As for the NFL, well, the 49ers have now lost two of their three games against the hideous NFC East, including Sunday's loss to a Washington team that scored no offensive touchdowns in a 23-15 victory. They're done, and the season has moved from "Maybe we can get Jim Garoppolo and George Kittle back" to "Why would we bother?" At 5-8, their historical chances of making the postseason are now 179-1, which is to say not any worse than a week ago. It's just that now, everyone has pretty much seen enough of what this team has to offer. It has barely endured its year-after-the-Super-Bowl hangover and have nothing to live for except the upcoming draft, if that's your idea of a good time, which it shouldn't be,

As for the Raiders, who are still the Bay Area's in spirit, they got beat by Indianapolis at home, and allowed enough points to the Colts to get defensive coordinator Paul Guenther fired. The team that fixed Derek Carr and made him a second-level quarterback talent not only worth keeping but protecting still didn't fix him enough to overcome giving up 30 points a game, and their playoff chances, while galactically better than San Francisco's, still deserve to be nil for all the interest they have provided.

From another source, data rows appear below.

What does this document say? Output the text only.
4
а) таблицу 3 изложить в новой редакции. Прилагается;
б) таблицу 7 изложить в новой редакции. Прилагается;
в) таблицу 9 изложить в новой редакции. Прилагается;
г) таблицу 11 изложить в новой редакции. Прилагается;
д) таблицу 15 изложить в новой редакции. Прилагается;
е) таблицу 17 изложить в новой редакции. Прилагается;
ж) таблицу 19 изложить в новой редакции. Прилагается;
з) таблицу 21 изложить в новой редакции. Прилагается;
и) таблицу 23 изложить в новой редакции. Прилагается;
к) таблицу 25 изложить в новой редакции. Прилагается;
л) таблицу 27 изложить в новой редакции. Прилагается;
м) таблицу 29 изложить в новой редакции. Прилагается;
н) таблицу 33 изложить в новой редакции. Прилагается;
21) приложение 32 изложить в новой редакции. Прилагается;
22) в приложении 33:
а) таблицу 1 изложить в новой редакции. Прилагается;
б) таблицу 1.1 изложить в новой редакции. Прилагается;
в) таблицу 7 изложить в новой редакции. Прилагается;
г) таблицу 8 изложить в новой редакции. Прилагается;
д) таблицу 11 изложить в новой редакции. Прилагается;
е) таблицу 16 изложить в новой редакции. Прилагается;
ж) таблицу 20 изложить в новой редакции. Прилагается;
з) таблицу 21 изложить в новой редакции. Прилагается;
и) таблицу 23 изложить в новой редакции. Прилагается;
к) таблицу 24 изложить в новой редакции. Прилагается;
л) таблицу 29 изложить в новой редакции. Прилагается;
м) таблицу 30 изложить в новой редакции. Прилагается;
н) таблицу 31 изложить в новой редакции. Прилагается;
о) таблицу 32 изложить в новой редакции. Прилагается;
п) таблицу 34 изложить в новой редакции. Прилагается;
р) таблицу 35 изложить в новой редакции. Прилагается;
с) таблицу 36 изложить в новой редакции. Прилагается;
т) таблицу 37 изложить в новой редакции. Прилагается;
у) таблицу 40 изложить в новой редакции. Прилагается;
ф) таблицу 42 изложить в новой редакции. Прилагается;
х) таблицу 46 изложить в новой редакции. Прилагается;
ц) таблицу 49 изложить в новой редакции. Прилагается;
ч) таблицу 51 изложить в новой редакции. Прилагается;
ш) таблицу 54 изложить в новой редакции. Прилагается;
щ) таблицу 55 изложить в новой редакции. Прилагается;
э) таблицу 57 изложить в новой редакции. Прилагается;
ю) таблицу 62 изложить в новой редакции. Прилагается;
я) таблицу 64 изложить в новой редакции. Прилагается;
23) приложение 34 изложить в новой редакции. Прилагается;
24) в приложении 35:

In other words, the football that was supposed to save us from the ennui of COVID's second wave actually didn't. Our proud front-running tradition –– give us a winner or get out of our driveway –– has been reinforced, as San Francisco's injuries and Las Vegas' perpetual defensive problems have stomped out almost all hope. The web site FiveThirtyEight.com has San Francisco's playoff chances at nine percent, which is unreasonably generous, and the Raiders' at 21, which is only useful if they beat the Chargers, Dolphins and Broncos. If they win only two of three, it effectively ends.

Good, too, because that frees up more head space for whatever passes for NBA season. The Warriors start in eight days, and that little exercise in rousing the old ghosts ought to keep fans involved until the season break in March. Then comes baseball, more or less, and then you can resume your illusions about the NFL and college football.

Just call 2020 a loss leader and go about your day. Don't linger on it too long. It'll make think about replacing the milk in your corn flakes with cheap brandy, and that's a breakfast only the lost and lonely can enjoy.